El atentado fue tan brutal que las autoridades aún no han logrado determinar el número final de víctimas.
El gobernador de esta provincia, Nozad Hadi, confirmó por la mañana la muerte de 46 personas – 39 de ellas reclutas-, mientras que el jefe de la Marina estadounidense, James Drake, indicó que eran 50 los fallecidos y 100 los heridos.
Sin embargo, la televisión estatal iraquí y el canal Al-Arabiya dieron cifras aún más elevadas: 60 muertos y 150 heridos.
Drake también informó que había reportes contradictorios sobre la causa de la detonación: uno culpaba a un peatón con explosivos ocultos, mientras que otro adjudicaba el hecho a un vehículo cargado con una bomba.
El ataque se produjo en momentos en que muchos civiles presentaban su solicitud de trabajo para integrarse a la Policía iraquí en el centro de reclutamiento, ubicado en un edificio de dos pisos de un vecindario residencial de clase alta donde también hay un hotel Sheraton.
En un principio, el agente Shwan Mohamed dijo que el hombre con los explosivos los había detonado dentro del centro, pero luego, el capitán de Policía Othman Aziz señaló que el atacante se inmoló frente al edificio, debido a las fuertes medidas de seguridad.
Al menos siete automóviles estacionados en los alrededores quedaron destruidos por la explosión y varios edificios cercanos quedaron muy dañados.
Ambulancias y taxis llegaron al lugar para trasladar a los heridos a varios hospitales. Los centros de salud enseguida se vieron abarrotados y fue necesario en un de ellos utilizar un altavoz para informar a los parientes los nombres y números de habitación de las víctimas.
Haura Mohamed, de 37 años, dijo que acababa de dejar a su hermano Ahmed, de 32, en el centro para que solicitara empleo y se alejó conduciendo cuando se produjo la explosión. Cuando Haura volvió a toda prisa, halló a su hermano tirado en la calle, sangrando e inconsciente. Pero pronto Ahmed comenzó a dar señales de vida.

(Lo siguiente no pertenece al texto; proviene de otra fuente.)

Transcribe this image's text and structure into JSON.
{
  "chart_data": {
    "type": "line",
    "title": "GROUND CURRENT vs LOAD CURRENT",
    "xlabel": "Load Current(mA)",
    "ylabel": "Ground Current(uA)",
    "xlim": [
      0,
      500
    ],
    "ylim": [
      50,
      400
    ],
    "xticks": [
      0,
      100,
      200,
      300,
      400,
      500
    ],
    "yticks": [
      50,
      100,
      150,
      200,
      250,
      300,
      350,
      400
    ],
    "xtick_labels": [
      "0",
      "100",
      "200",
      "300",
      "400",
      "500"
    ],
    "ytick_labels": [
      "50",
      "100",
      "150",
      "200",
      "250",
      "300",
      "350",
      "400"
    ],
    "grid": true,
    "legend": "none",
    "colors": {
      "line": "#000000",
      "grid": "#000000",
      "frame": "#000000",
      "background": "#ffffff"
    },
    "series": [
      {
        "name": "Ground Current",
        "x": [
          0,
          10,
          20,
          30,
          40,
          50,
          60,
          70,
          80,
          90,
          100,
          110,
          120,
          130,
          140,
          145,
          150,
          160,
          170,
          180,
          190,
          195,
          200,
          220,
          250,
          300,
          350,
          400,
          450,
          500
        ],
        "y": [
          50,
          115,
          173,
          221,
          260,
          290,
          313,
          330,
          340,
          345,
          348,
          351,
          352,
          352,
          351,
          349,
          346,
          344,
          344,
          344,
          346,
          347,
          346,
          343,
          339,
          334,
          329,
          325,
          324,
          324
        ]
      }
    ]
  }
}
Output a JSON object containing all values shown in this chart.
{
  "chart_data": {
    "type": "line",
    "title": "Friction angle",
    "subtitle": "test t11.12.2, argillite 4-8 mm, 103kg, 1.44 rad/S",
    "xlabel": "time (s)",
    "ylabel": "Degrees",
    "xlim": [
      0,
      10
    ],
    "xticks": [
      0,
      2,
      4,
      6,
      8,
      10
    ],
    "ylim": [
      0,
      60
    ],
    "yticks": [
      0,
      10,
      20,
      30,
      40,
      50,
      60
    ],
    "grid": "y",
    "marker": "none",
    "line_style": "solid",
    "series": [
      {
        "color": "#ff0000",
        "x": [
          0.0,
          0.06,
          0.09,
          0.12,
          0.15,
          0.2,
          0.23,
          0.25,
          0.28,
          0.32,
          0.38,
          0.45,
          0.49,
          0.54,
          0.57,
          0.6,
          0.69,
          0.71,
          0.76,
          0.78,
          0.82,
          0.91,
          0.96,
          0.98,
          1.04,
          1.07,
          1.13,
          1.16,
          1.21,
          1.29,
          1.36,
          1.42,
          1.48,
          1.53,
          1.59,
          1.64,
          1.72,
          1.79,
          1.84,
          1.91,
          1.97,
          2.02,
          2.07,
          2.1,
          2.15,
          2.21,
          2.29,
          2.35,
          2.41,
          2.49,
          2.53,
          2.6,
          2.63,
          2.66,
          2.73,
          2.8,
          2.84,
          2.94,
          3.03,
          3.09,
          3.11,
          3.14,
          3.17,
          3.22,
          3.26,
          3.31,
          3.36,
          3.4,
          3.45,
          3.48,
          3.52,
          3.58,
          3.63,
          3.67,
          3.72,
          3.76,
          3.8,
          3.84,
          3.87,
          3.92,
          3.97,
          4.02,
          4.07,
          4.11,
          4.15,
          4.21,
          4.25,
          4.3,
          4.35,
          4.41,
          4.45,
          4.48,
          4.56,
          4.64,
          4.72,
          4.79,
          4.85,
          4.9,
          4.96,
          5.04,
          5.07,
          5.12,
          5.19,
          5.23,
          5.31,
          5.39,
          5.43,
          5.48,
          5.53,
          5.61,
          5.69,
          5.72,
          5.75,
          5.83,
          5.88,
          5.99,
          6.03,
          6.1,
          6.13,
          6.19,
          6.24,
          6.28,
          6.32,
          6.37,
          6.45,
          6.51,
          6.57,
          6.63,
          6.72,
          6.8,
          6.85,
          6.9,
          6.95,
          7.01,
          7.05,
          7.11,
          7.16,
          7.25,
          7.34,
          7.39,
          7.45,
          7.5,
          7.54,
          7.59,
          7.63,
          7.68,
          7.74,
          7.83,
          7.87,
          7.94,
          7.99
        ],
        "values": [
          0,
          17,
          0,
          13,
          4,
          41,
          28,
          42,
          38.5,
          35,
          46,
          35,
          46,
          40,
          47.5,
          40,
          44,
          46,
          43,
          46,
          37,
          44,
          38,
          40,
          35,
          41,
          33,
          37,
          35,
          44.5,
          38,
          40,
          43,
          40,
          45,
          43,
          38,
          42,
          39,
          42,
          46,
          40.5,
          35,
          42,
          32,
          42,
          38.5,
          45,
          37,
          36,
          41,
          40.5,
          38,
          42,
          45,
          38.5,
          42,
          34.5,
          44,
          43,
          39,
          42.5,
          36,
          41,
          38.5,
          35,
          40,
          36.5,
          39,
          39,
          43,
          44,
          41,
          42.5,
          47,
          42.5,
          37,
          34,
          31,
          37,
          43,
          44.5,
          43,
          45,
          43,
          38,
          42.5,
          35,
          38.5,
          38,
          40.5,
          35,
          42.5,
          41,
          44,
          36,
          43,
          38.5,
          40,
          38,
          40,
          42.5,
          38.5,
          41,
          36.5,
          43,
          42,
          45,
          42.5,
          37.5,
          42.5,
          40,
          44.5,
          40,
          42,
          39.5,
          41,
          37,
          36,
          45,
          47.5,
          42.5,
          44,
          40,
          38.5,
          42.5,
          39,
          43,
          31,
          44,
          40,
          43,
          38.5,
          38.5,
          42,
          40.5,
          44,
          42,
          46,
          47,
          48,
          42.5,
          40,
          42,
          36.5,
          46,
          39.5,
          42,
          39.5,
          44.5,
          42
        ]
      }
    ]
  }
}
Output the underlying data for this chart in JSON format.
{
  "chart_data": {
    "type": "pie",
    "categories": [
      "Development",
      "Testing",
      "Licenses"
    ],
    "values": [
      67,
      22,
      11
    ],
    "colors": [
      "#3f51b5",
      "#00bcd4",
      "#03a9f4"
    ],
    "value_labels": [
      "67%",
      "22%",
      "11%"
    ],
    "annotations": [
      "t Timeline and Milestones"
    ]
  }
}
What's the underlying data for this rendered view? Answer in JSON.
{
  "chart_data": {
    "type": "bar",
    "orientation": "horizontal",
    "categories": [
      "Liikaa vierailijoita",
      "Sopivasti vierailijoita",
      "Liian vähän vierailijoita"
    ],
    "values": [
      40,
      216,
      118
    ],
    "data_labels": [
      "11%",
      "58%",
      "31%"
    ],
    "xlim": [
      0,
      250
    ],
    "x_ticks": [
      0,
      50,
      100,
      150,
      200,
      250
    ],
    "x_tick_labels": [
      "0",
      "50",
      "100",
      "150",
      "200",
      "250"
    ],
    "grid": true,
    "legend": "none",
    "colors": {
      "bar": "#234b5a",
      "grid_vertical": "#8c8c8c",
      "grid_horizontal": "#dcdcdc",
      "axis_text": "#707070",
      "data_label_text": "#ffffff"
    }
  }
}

”Cargué a mi hermano en los hombros y lo llevé a un hospital cercano”, dijo Haura. El ataque en Erbil ocurre un día después de la jura del Gabinete del primer ministro Ibrahim Al Jaafari, el primer gobierno democrático en la historia del país.
El atentado es el más mortífero en Irak desde el 28 de febrero pasado, cuando 110 personas murieron y 133 resultaron heridas en un ataque suicida con coche bomba frente a otro centro de reclutamiento policial y militar en Hillah, al sur de Bagdad.